New Jersey Combats The Drug Epidemic

“Liberty and prosperity” is the motto of the great state of New Jersey. While the state fashions a beautiful array of attractions such as its beaches, the infamous Atlantic City, Seaside heights, and over 50 resort cities and towns, it is also home to one of the fastest growing Opiate epidemic’s in the United States. As awareness rises all throughout the country, New Jersey is also seeing political action being taken to help combat the increasing problems that are being experienced by the many deaths that are occurring due to the crisis that is sweeping our nation by storm.

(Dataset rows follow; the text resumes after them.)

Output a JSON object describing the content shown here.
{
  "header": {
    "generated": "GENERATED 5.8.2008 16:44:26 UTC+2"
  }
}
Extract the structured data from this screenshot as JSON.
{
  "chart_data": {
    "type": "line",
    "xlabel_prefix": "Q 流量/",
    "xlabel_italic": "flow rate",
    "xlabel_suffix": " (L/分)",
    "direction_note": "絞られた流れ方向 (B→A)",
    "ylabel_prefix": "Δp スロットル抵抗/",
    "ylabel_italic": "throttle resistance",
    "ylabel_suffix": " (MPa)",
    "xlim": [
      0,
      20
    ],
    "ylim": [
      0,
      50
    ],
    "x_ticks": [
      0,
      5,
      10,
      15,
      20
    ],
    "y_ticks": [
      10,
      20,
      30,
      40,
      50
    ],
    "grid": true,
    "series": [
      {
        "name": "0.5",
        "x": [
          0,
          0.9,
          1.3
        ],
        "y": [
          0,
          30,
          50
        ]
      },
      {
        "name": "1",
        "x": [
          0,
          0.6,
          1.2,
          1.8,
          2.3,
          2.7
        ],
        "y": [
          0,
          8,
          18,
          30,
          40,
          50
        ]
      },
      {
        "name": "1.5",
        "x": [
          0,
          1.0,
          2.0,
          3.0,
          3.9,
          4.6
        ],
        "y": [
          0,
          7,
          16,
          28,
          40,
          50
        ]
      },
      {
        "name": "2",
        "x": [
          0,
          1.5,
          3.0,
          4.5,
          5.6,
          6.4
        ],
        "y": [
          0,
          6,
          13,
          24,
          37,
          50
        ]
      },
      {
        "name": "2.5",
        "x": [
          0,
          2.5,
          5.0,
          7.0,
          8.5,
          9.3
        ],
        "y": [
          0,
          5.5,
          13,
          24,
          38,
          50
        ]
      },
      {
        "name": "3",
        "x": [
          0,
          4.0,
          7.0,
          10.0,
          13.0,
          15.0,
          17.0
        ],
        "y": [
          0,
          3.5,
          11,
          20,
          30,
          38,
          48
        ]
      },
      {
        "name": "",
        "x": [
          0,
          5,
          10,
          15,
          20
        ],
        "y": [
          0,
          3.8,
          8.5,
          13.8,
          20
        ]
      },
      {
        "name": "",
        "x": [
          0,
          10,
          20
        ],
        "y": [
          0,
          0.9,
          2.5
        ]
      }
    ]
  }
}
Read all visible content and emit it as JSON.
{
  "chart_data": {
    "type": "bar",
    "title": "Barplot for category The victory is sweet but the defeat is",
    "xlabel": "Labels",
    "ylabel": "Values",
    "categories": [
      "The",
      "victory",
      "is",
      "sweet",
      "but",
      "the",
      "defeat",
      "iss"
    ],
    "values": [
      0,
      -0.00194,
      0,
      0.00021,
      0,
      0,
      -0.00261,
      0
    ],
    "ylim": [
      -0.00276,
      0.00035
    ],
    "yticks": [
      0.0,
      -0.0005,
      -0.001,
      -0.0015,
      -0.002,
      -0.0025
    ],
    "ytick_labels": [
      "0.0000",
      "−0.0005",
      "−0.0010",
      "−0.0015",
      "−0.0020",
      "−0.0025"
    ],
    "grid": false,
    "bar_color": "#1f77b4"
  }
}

Earlier this year, Gov. Christie unveiled his plan to not only help battle the epidemic, but also to increase awareness regarding treatment options for those who are suffering from the disease of addiction. “I am ready to work with and listen to anyone with more ideas on how to address this issue,” Christie said.

“I am willing to accept ideas from any corner of this state, from any political party and from any level of government.” While Christie has not always been the most popular Governor, his words ring true. Earlier this year the CDC reported New Jersey as being one of the states where drug related deaths increased exponentially. On a national level, New Jersey saw a 16.4 percent increase in death increases related to drug use and a 22 percent increase from the previous year on a state level.

Declaring the epidemic, a public health crisis, Christi signed an executive order into law that grants him additional resources to battle the epidemic. The plan creates a task force, a panel consisting of eight people, on drug abuse that will devise different methods to help fight addiction. Changing regulations, amending statutes or recommending new laws are all possible solutions the bill is suggesting.

The order also directs the state Attorney General to limit initial prescription of opioids and set guidelines so any additional prescriptions require further medical consultation, ensures 18- and 19-year-old with substance abuse problems can fill any vacancies in existing treatment facilities, and directs the state Commissioner of Education to develop a new curriculum for each grade that will teach students about the dangers of substance abuse.

“Addiction is a disease, not a moral failing.” Christie said to a room full of lawmakers earlier this year and let them know that he would not have the blood of New Jersians on his hands. He also plans to work with the Trump administration to help treatment centers revive more funding for facilities who have a limited number of beds. Christie plans to work with lawmakers to see this bill through and until we begin to see results.

Although this will not be an overnight task and there are still many things that can be done to help combat this sizable epidemic, it is a step in the right direction for the state of New Jersey and a move towards progress for the rest of the United States. New Jersey has joined many other states who are passing similar legislation in attempts to join the fight against addiction.